Для естествознания 20 в. характерно преодоление механицизма, связанное
с освоением диалектического метода познания.
1. Механицизм, его развитие и основные положения
Естествознание с античных времен определяло наше отношение к природе,
и его роль все более возростала с тех пор, как предсказания важнейших
научных теорий стали многократно подтверждаться опытом. Основные
философские течения строились на физической науке и, казалось бы,
неопровержимых фактах, установленных ею.
Однако дальнейшее развитие физики и прежде всего создание теории
электромагнетизма, теории относительности и квантовой механики вызвали
необходимость пересмотра философских учений.
Одно из основных учений - имеющее первостепенное значение само по себе
и на которое в той или иной мере опираются все остальные учения, получило
название "механицизм". Суть его можно сформулировать так: физический мир
представляет собой гигантский механизм, части которого взаимодействуют
между собой. Механизм действует без сбоев и ошибок, о чем свидетельствуют
движение планет, регулярность чередования приливов и отливов,
предсказуемость солнечных и лунных затмений. Части гигантского механизма -
это непрерывно движущаяся материя. Движение обусловлено действием сил.

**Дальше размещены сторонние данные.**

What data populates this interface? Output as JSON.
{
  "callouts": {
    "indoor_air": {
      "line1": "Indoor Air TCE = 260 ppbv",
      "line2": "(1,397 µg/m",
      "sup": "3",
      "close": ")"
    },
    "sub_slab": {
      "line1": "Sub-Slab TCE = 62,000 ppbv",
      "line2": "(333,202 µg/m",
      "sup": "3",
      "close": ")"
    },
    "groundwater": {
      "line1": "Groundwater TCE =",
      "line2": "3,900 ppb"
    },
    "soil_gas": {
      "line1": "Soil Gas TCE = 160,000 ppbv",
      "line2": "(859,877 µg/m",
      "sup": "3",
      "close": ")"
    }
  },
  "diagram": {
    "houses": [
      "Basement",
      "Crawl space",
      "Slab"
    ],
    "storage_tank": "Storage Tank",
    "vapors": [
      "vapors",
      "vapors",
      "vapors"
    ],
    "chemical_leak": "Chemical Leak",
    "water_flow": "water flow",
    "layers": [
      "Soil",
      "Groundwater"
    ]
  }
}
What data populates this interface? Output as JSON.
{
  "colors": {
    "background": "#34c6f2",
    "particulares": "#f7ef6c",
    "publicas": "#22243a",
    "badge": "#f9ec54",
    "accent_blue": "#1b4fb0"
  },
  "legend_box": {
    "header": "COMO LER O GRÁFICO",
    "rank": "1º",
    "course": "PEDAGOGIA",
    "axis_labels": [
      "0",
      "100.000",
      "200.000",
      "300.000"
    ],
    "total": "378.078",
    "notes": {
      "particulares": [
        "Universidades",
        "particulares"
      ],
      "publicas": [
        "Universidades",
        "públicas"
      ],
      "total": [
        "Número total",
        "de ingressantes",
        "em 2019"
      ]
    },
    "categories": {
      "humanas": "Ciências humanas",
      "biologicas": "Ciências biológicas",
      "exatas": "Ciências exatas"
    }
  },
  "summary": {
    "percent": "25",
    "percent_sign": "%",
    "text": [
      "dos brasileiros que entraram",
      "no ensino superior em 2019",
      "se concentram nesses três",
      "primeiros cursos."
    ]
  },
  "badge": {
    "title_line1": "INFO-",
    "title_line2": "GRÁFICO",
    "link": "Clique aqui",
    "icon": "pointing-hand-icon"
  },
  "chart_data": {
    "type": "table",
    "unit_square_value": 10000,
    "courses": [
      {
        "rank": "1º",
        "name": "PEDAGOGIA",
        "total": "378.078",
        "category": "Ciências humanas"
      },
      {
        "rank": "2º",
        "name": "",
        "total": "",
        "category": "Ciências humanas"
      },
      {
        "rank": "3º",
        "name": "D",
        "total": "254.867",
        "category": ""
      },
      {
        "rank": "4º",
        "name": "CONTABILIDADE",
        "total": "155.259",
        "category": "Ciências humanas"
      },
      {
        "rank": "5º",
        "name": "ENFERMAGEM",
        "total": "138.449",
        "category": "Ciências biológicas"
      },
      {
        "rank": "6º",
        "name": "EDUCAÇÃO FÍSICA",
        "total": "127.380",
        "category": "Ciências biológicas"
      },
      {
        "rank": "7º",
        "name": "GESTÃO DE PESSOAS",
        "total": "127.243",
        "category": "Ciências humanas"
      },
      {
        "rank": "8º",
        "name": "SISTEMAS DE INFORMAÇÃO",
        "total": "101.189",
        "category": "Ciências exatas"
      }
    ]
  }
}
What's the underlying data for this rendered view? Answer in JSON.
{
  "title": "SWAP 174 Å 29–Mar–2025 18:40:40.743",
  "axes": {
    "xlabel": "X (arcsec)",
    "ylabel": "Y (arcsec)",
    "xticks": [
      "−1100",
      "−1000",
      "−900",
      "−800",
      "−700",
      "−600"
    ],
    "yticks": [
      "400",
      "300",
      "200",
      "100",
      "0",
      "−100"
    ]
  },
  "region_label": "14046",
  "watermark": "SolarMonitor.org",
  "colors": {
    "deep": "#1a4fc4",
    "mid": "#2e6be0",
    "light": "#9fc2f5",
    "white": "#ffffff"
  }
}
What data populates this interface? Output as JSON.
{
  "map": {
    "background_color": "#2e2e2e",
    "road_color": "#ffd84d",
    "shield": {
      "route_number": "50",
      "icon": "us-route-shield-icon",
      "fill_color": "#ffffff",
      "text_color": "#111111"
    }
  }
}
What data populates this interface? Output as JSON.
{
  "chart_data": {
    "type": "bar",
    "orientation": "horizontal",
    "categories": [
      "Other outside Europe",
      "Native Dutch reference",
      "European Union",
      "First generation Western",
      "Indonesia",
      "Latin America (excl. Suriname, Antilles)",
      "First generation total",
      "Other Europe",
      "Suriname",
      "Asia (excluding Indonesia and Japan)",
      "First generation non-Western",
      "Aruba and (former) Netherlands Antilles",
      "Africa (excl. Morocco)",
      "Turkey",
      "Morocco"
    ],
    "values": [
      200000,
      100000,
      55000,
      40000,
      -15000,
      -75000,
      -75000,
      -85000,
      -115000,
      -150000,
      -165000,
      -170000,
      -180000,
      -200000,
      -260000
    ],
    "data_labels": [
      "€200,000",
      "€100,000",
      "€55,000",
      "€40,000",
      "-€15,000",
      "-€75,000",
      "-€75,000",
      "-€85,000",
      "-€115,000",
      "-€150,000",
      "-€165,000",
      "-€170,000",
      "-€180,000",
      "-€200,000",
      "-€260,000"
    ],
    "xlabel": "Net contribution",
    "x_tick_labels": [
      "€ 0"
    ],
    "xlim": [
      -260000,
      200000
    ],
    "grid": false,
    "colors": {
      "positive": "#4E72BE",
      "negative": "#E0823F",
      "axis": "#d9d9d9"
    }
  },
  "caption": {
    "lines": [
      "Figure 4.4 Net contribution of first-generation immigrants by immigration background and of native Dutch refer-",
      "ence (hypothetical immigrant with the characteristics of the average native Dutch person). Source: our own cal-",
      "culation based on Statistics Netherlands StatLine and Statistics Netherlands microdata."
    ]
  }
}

В основе механицизма лежит понятие материи как некоторой телесной
вещественной субстанции. Убеждение в том, что материя составляет основу
всего сущего, восходит к древним грекам. Выдающиеся греческие философы
наблюдали окружающий мир и, несмотря на свои весьма ограниченные
возможности, всеми доступными им средствами исследовали природу. При этом
они с готовностью переходили от немногочисленных наблюдений к широким
философским обобщениям. Так, Левкипп и Демокрит выдвинули идею о том, что
мир состоит из неразрушимых и неделимых атомов, существующих в пустоте.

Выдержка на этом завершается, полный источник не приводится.